The Mod Podge, just like the artists medium in my very first set of faux tiles, took on some of the texture of the watercolor paper, which is fine with me. I'm very pleased with the satin finish, too -- it has enough shininess to say "glazed tiles" but not so much that it's distracting or reflects irregularities. Now that I have a better idea of the predicted-success-rate, in future I might try a smooth paper -- the paint chips are worth using again, for instance -- or something more Arts & Crafts/"hand-painted" like a watercolor wash.
So I'm happier with the finish, and I'm happier with the new size!
(The façade developed a crack running from the upper left corner of the door frame through the cornice molding, so I've pulled it apart and reglued it, which is why it's clamped now. The tiles are not attached to the bay window yet ...)
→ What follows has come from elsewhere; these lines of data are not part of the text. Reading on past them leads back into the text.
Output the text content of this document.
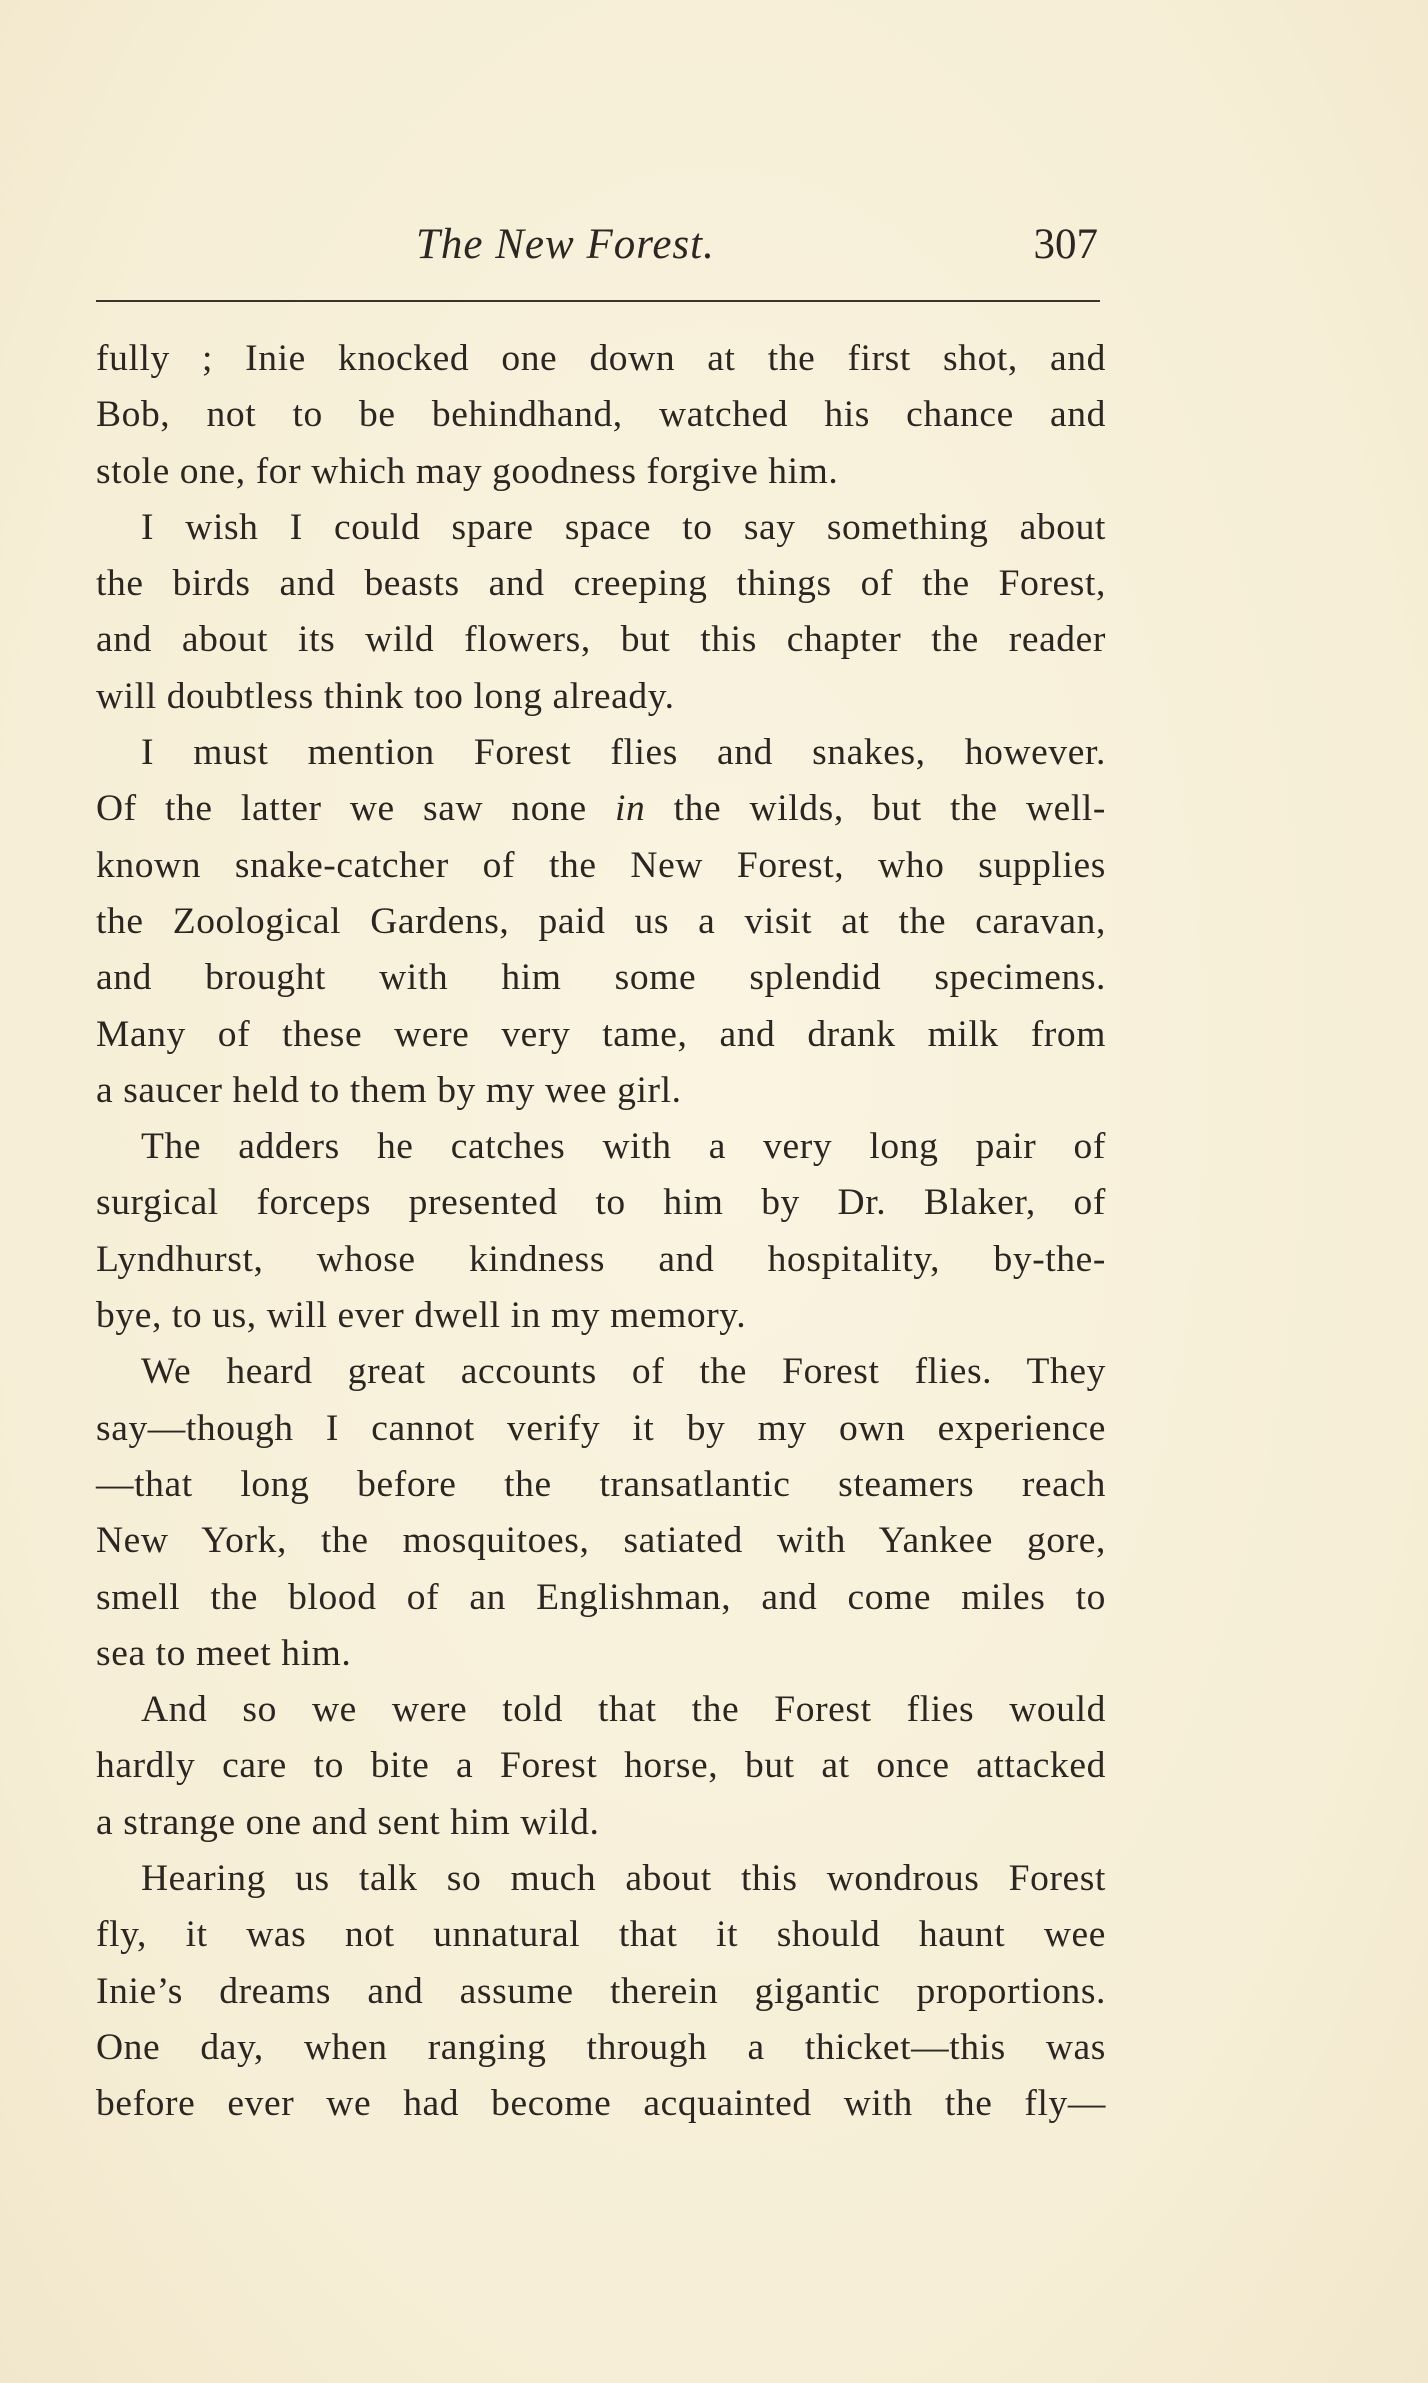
The New Forest.	307
fully ; Inie knocked one down at the first shot, and
Bob, not to be behindhand, watched his chance and
stole one, for which may goodness forgive him.
I wish I could spare space to say something about
the birds and beasts and creeping things of the Forest,
and about its wild flowers, but this chapter the reader
will doubtless think too long already.
I must mention Forest flies and snakes, however.
Of the latter we saw none in the wilds, but the well-
known snake-catcher of the New Forest, who supplies
the Zoological Gardens, paid us a visit at the caravan,
and brought with him some splendid specimens.
Many of these were very tame, and drank milk from
a saucer held to them by my wee girl.
The adders he catches with a very long pair of
surgical forceps presented to him by Dr. Blaker, of
Lyndhurst, whose kindness and hospitality, by-the-
bye, to us, will ever dwell in my memory.
We heard great accounts of the Forest flies. They
say—though I cannot verify it by my own experience
—that long before the transatlantic steamers reach
New York, the mosquitoes, satiated with Yankee gore,
smell the blood of an Englishman, and come miles to
sea to meet him.
And so we were told that the Forest flies would
hardly care to bite a Forest horse, but at once attacked
a strange one and sent him wild.
Hearing us talk so much about this wondrous Forest
fly, it was not unnatural that it should haunt wee
Inie’s dreams and assume therein gigantic proportions.
One day, when ranging through a thicket—this was
before ever we had become acquainted with the fly—
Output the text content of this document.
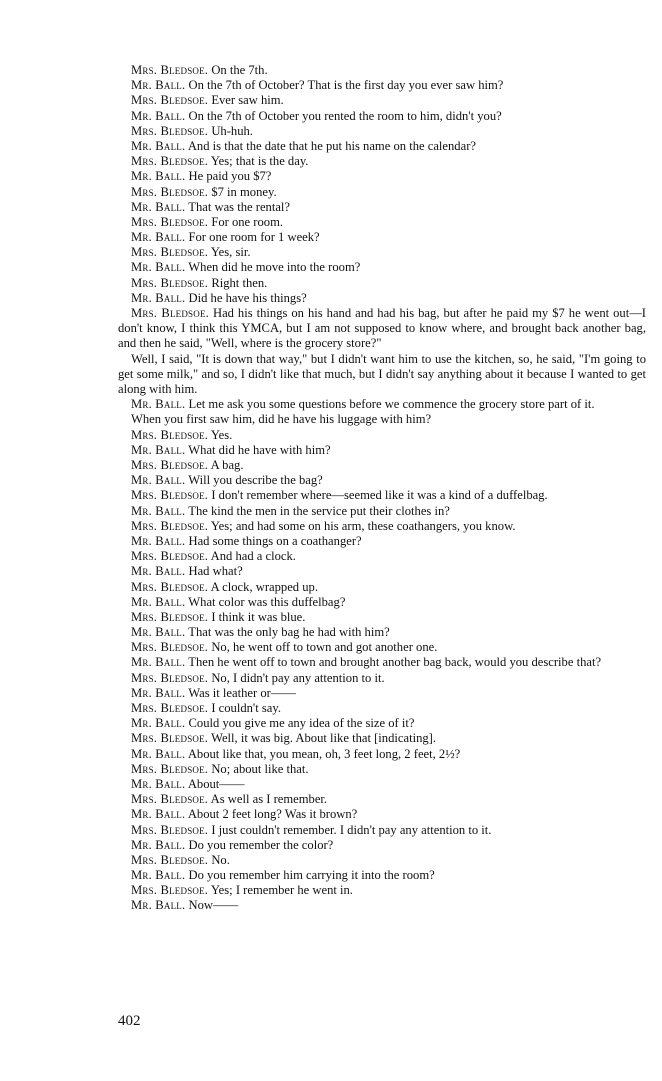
Mrs. Bledsoe. On the 7th.
Mr. Ball. On the 7th of October? That is the first day you ever saw him?
Mrs. Bledsoe. Ever saw him.
Mr. Ball. On the 7th of October you rented the room to him, didn't you?
Mrs. Bledsoe. Uh-huh.
Mr. Ball. And is that the date that he put his name on the calendar?
Mrs. Bledsoe. Yes; that is the day.
Mr. Ball. He paid you $7?
Mrs. Bledsoe. $7 in money.
Mr. Ball. That was the rental?
Mrs. Bledsoe. For one room.
Mr. Ball. For one room for 1 week?
Mrs. Bledsoe. Yes, sir.
Mr. Ball. When did he move into the room?
Mrs. Bledsoe. Right then.
Mr. Ball. Did he have his things?
Mrs. Bledsoe. Had his things on his hand and had his bag, but after he paid my $7 he went out—I don't know, I think this YMCA, but I am not supposed to know where, and brought back another bag, and then he said, "Well, where is the grocery store?"
Well, I said, "It is down that way," but I didn't want him to use the kitchen, so, he said, "I'm going to get some milk," and so, I didn't like that much, but I didn't say anything about it because I wanted to get along with him.
Mr. Ball. Let me ask you some questions before we commence the grocery store part of it.
When you first saw him, did he have his luggage with him?
Mrs. Bledsoe. Yes.
Mr. Ball. What did he have with him?
Mrs. Bledsoe. A bag.
Mr. Ball. Will you describe the bag?
Mrs. Bledsoe. I don't remember where—seemed like it was a kind of a duffelbag.
Mr. Ball. The kind the men in the service put their clothes in?
Mrs. Bledsoe. Yes; and had some on his arm, these coathangers, you know.
Mr. Ball. Had some things on a coathanger?
Mrs. Bledsoe. And had a clock.
Mr. Ball. Had what?
Mrs. Bledsoe. A clock, wrapped up.
Mr. Ball. What color was this duffelbag?
Mrs. Bledsoe. I think it was blue.
Mr. Ball. That was the only bag he had with him?
Mrs. Bledsoe. No, he went off to town and got another one.
Mr. Ball. Then he went off to town and brought another bag back, would you describe that?
Mrs. Bledsoe. No, I didn't pay any attention to it.
Mr. Ball. Was it leather or——
Mrs. Bledsoe. I couldn't say.
Mr. Ball. Could you give me any idea of the size of it?
Mrs. Bledsoe. Well, it was big. About like that [indicating].
Mr. Ball. About like that, you mean, oh, 3 feet long, 2 feet, 2½?
Mrs. Bledsoe. No; about like that.
Mr. Ball. About——
Mrs. Bledsoe. As well as I remember.
Mr. Ball. About 2 feet long? Was it brown?
Mrs. Bledsoe. I just couldn't remember. I didn't pay any attention to it.
Mr. Ball. Do you remember the color?
Mrs. Bledsoe. No.
Mr. Ball. Do you remember him carrying it into the room?
Mrs. Bledsoe. Yes; I remember he went in.
Mr. Ball. Now——
402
Sometimes research pays off!
Hope life with the new normal is all right for you all. A lot of changes for everybody. We are well and I'm happy being home for now.
Posted by: Sarina | May 27, 2020 at 07:07 AM
Wow forensic attention to detail, do you have a particular town in mind for your little shop to inhabit? I'm thinking York or maybe around Thirsk, when the tea shop is ready you must invite us for a warming - I can bring virtual pots of jam, as long as I follow more or less the National Trust recipe book for such things I am quite proficient. Now what virtual jam might you like I wonder???